Come to Mar-a-Lago, where you can watch US foreign policy being made and meet the man who carries the nuclear football for the low, low price of $200,000 a year

The Flynn scandal is fascinating, but since this is the Trump administration it wasn’t even the only national security–related controversy to unfold on Monday.

Over the weekend, Trump had brought Japanese Prime Minister Shinzo Abe and several White House top officials to his Mar-a-Lago Club in Palm Beach, Florida. And when word broke that North Korea had tested a ballistic missile Saturday night, a flurry of activity unfolded with Trump and his aides.

Much of this activity was chronicled by Mar-a-Lago club member Richard DeAgazio on his Facebook page. “HOLY MOLY !!!” DeAgazio wrote in a post that included photos of the discussions. “Wow … the center of the action!!!” In another post, DeAgazio described meeting Rick, “the man” who carries “the nuclear football.” Security concerns over Trump examining national security documents in public view with potentially hackable phones strewn about soon arose, as Philip Bump writes.

But all this certainly made an effective advertisement for Mar-a-Lago, which Trump has called the “winter White House,” and which curiously doubled its membership fee to $200,000 a year shortly after Trump won the presidency. Note that while Trump is letting his sons run his business now, he still owns it and has a financial interest in it. So this seems like one of the clearest, most blatant ways he’s cashing in on his office already.

Congress continues to crawl, and yet another obstacle for Obamacare repeal

Meanwhile, in Congress, Trump’s Cabinet secretary confirmations continued to crawl forward, with both Treasury Secretary Steven Mnuchin and Veterans Affairs Secretary David Shulkin winning Senate approval Monday night.

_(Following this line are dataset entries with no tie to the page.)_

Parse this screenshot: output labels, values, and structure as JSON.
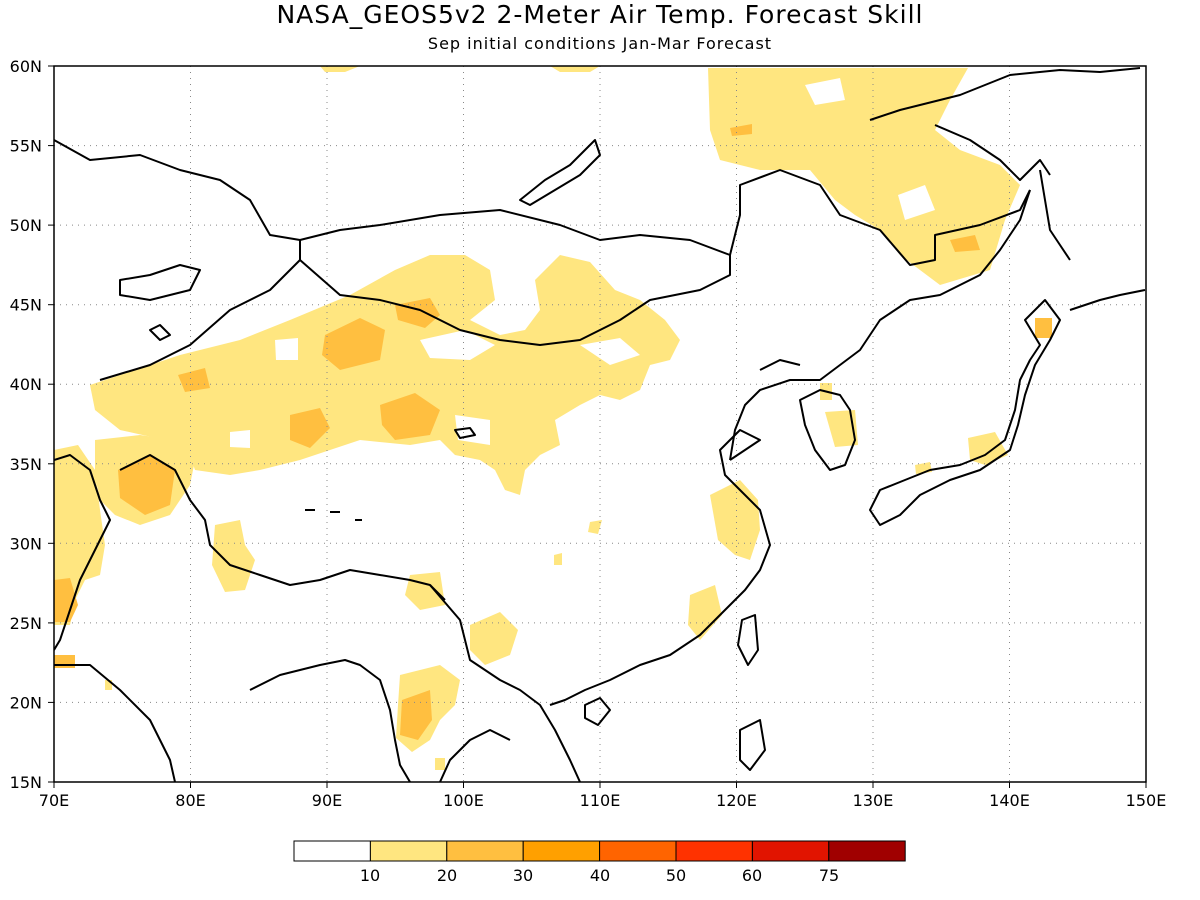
{
  "title": "NASA_GEOS5v2 2-Meter Air Temp. Forecast Skill",
  "subtitle": "Sep initial conditions  Jan-Mar Forecast",
  "axes": {
    "lon_labels": [
      "70E",
      "80E",
      "90E",
      "100E",
      "110E",
      "120E",
      "130E",
      "140E",
      "150E"
    ],
    "lat_labels": [
      "60N",
      "55N",
      "50N",
      "45N",
      "40N",
      "35N",
      "30N",
      "25N",
      "20N",
      "15N"
    ],
    "lon_range": [
      70,
      150
    ],
    "lat_range": [
      15,
      60
    ],
    "grid": "dotted"
  },
  "colorbar": {
    "labels": [
      "10",
      "20",
      "30",
      "40",
      "50",
      "60",
      "75"
    ],
    "colors": [
      "#ffffff",
      "#ffe680",
      "#ffbf40",
      "#ffa000",
      "#ff6400",
      "#ff3200",
      "#e11400",
      "#a00000"
    ]
  },
  "chart_data": {
    "type": "heatmap",
    "title": "NASA_GEOS5v2 2-Meter Air Temp. Forecast Skill",
    "subtitle": "Sep initial conditions  Jan-Mar Forecast",
    "xlim": [
      70,
      150
    ],
    "ylim": [
      15,
      60
    ],
    "levels": [
      10,
      20,
      30,
      40,
      50,
      60,
      75
    ]
  }
}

Yet rumors swirled that the nomination of Andy Puzder for secretary of labor could be in danger. Puzder’s hearing is set for Thursday before the Senate Health, Education, Labor, and Pensions Committee, but at least four GOP senators on that committee won’t yet say if they’ll support him.

“In a context of getting tough on illegal immigration and populist wariness of special treatment for the wealthy and well-connected, GOP senators say in private they find it hard to overcome the revelation that Puzder employed an illegal immigrant as a maid and paid her in cash, paying no employer taxes at the time,” the Weekly Standard’s Michael Warren writes. (Also, the Oprah Winfrey Network has given a decades-old tape in which Puzder’s ex-wife accuses him of abuse to the Senate for senators to review, per Politico.)

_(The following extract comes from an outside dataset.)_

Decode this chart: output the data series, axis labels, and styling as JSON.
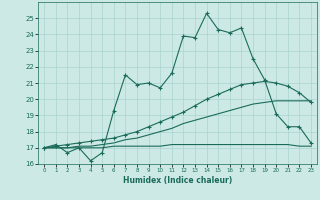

And beyond nominations, questions continued to swirl about the fate of the GOP’s legislative agenda. The House Freedom Caucus met privately and voted to demand that any Obamacare repeal be as aggressive as the bill Congress passed in 2015, according to the Huffington Post’s Matt Fuller.

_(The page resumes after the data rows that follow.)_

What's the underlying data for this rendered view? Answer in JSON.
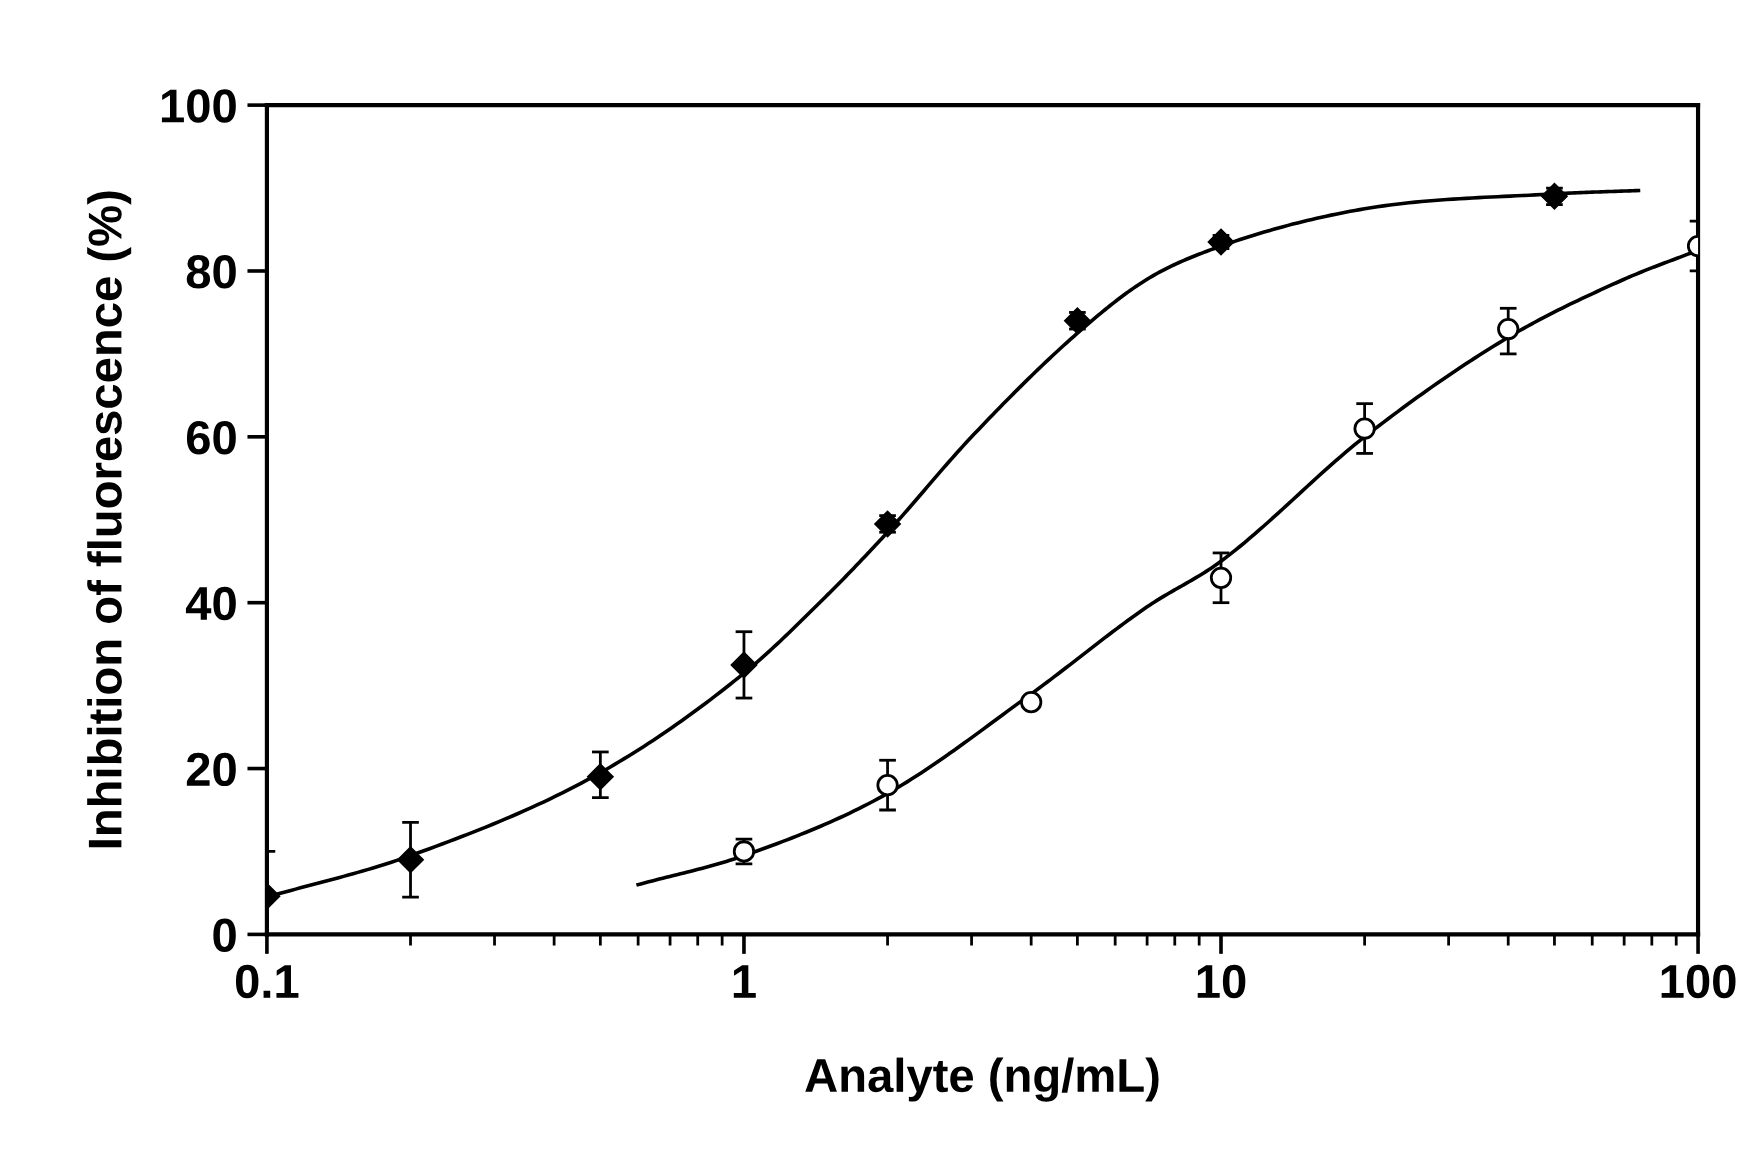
{
  "chart_data": {
    "type": "scatter",
    "xlabel": "Analyte (ng/mL)",
    "ylabel": "Inhibition of fluorescence (%)",
    "log": "x",
    "xlim": [
      0.1,
      100
    ],
    "ylim": [
      0,
      100
    ],
    "xticks": [
      0.1,
      1,
      10,
      100
    ],
    "yticks": [
      0,
      20,
      40,
      60,
      80,
      100
    ],
    "grid": false,
    "series": [
      {
        "type": "line",
        "color": "#000000",
        "marker": "none",
        "line_style": "solid",
        "x": [
          0.1,
          0.2,
          0.5,
          1,
          1.5,
          2,
          3,
          5,
          7,
          10,
          20,
          50,
          75
        ],
        "values": [
          4.5,
          9.5,
          19.5,
          31.5,
          41,
          48.5,
          60,
          72.5,
          79,
          83,
          87.5,
          89.3,
          89.7
        ]
      },
      {
        "type": "line",
        "color": "#000000",
        "marker": "none",
        "line_style": "solid",
        "x": [
          0.6,
          1,
          2,
          4,
          7,
          10,
          20,
          40,
          70,
          100
        ],
        "values": [
          6,
          9.5,
          17,
          29,
          39.5,
          45,
          60,
          72,
          79,
          82.5
        ]
      },
      {
        "color": "#000000",
        "marker": "diamond",
        "x": [
          0.1,
          0.2,
          0.5,
          1,
          2,
          5,
          10,
          50
        ],
        "values": [
          4.6,
          9,
          19,
          32.5,
          49.5,
          74,
          83.5,
          89
        ],
        "errors": [
          [
            0,
            10
          ],
          [
            4.5,
            13.5
          ],
          [
            16.5,
            22
          ],
          [
            28.5,
            36.5
          ],
          [
            48.5,
            50.5
          ],
          [
            73,
            75
          ],
          [
            82.7,
            84.3
          ],
          [
            88,
            90
          ]
        ]
      },
      {
        "color": "#000000",
        "marker": "circle",
        "x": [
          1,
          2,
          4,
          10,
          20,
          40,
          100
        ],
        "values": [
          10,
          18,
          28,
          43,
          61,
          73,
          83
        ],
        "errors": [
          [
            8.5,
            11.5
          ],
          [
            15,
            21
          ],
          [
            27.5,
            28.5
          ],
          [
            40,
            46
          ],
          [
            58,
            64
          ],
          [
            70,
            75.5
          ],
          [
            80,
            86
          ]
        ]
      }
    ]
  }
}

This is an effort to kick-start a repeal process conservatives fear is losing momentum. Yet now that repeal could actually become law, many Republicans in both the House and Senate have shied away from such an aggressive measure without a replacement ready, fearing it could uproot their constituents’ insurance.

And as Fuller writes, Obamacare’s Medicaid expansion is a particular sticking point — the 2015 bill would zero it out, but 20 of 52 Republican senators come from states that availed themselves of the expansion. “That’s 184,000 people in my state,” Sen. Shelley Moore Capito (R-WV) told Politico recently. “That’s problematic.”

A compromise on Medicaid expansion is certainly a possibility, but if the Freedom Caucus does stick to a hard line on the matter, it will be tough to reach — which seems to be yet another obstacle to repeal passing at all.